How To Present A Fireside Chat In 4 Easy Lessons

This blog was originally published on Forbes as How To Present A Fireside Chat In Four Easy Lessons on Sunday, March 20, 2016.

In case you haven’t heard, presentations delivered standing behind a lectern are out and fireside chats are in. Whether it is an effort to emulate the format originated by President Franklin D. Roosevelt* or an effort to avoid the curse captured by the old Jerry Seinfeld joke: “To the average person, if you go to a funeral, you’re better off in the casket than doing the eulogy,” chats are the new way to present.

Whatever the reason, at conferences, symposia and even the current political campaign, presenters are telling their stories seated in an armchair, discussing their ideas with an interviewer. Last week, presidential candidate Hillary Clinton sat down for just such an exchange with MSNBC host Chris Matthews—in what was surely a welcome relief from her seven intense toe-to-toe debates with her opponent Senator Bernie Sanders.

FDR, whose patrician voice and dignified manner made him sound formal and distant, developed the fireside chat to create a more intimate bond with the public. But the format has another equally-important benefit and, although FDR didn’t need the help, it reduces the pressure that presenters invariably feel when they are the sole center of attention. “Yikes! They’re all looking at me!”

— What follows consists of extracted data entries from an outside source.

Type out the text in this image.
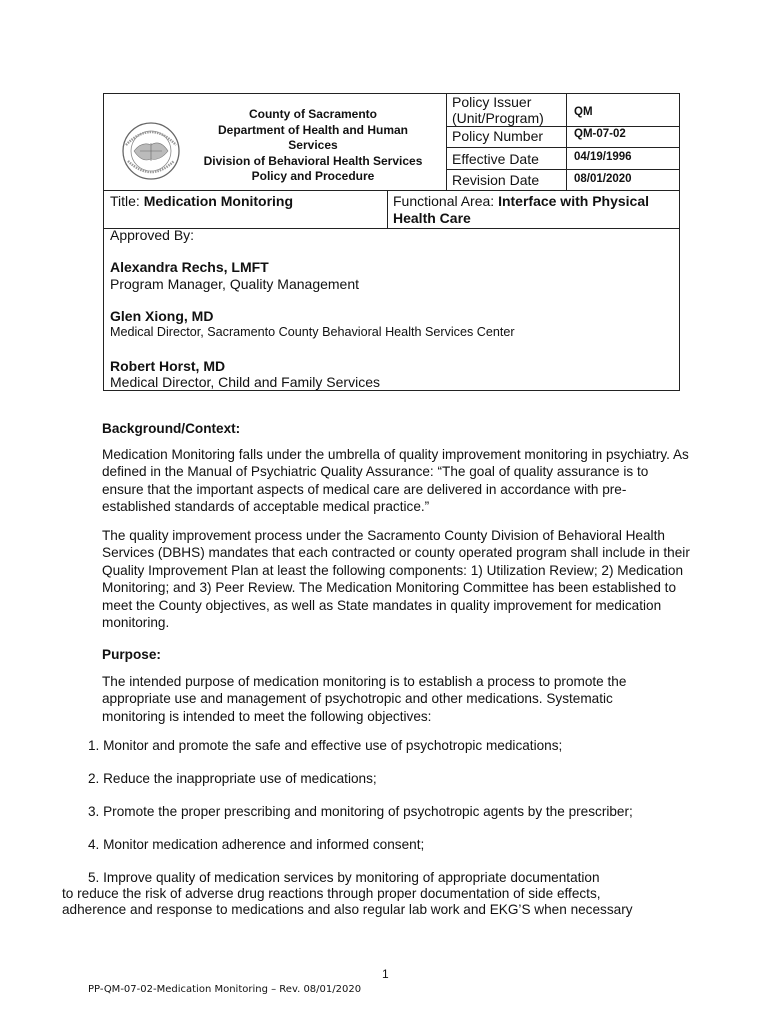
County of Sacramento
Department of Health and Human
Services
Division of Behavioral Health Services
Policy and Procedure
Policy Issuer
(Unit/Program)	QM
Policy Number	QM-07-02
Effective Date	04/19/1996
Revision Date	08/01/2020
Title: Medication Monitoring	Functional Area: Interface with Physical
Health Care
Approved By:
Alexandra Rechs, LMFT
Program Manager, Quality Management
Glen Xiong, MD
Medical Director, Sacramento County Behavioral Health Services Center
Robert Horst, MD
Medical Director, Child and Family Services
Background/Context:
Medication Monitoring falls under the umbrella of quality improvement monitoring in psychiatry. As defined in the Manual of Psychiatric Quality Assurance: “The goal of quality assurance is to ensure that the important aspects of medical care are delivered in accordance with pre-established standards of acceptable medical practice.”
The quality improvement process under the Sacramento County Division of Behavioral Health Services (DBHS) mandates that each contracted or county operated program shall include in their Quality Improvement Plan at least the following components: 1) Utilization Review; 2) Medication Monitoring; and 3) Peer Review. The Medication Monitoring Committee has been established to meet the County objectives, as well as State mandates in quality improvement for medication monitoring.
Purpose:
The intended purpose of medication monitoring is to establish a process to promote the appropriate use and management of psychotropic and other medications. Systematic monitoring is intended to meet the following objectives:
1. Monitor and promote the safe and effective use of psychotropic medications;
2. Reduce the inappropriate use of medications;
3. Promote the proper prescribing and monitoring of psychotropic agents by the prescriber;
4. Monitor medication adherence and informed consent;
5. Improve quality of medication services by monitoring of appropriate documentation
to reduce the risk of adverse drug reactions through proper documentation of side effects,
adherence and response to medications and also regular lab work and EKG’S when necessary
1
PP-QM-07-02-Medication Monitoring – Rev. 08/01/2020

In my pre-presentation coaching career, I was a producer/director of public affairs and news programs at WCBS-TV, and I used the chat format to reduce the pressure that our guests—from the business, scientific, academic, and governmental sectors— invariably felt when they appeared in front of live television cameras. “Yikes!”

We put our guests in dialogues with professional anchorpersons or hosts. The format is still used today and has broadened from in-studio to two-way split-screen exchanges from remote locations. Today, I use the same conversational approach in coaching presentations.

On March 31, I will be using the format at the Global Technology Summit in San Francisco. As part of the conference theme, “Inspiring What’s Next,” I will be interviewing a bright and accomplished young woman named Puneh Ala’i, who is the founder of For The Unseen, a most worthy not-for-profit organization devoted to helping Syrian refuges.

If you are invited to a give a fireside chat, here are four simple recommendations to help you do it well:

  • Set a roadmap. Determine the key points of your chat in advance and organize them in a logical progression—including the length of each segment and the whole. Announce the structure at the beginning of your session and track the milestones as you proceed. Sound familiar? It’s telling them what you’re going to tell them, tell them, and…
  • Interact with your chat partner/interviewer. All too often, chats tend to fall into the celebrity interview mode where the interviewer merely serves up questions to feed a virtual monologue. Avoid that trap by involving your chat partner’s point of view.
  • Involve the audience. Bring the audience into the discussion by opening the floor to questions either during or after the chat.
  • Eye Contact. Of course, engage with the interviewer, but also involve the audience further by addressing some of your remarks to them.

Above all, be conversational. It’s the best way to calm your nerves and avoid the Jerry Seinfeld curse.

*Maureen Dowd writes about FDR’s fireside chats in The New York Times today.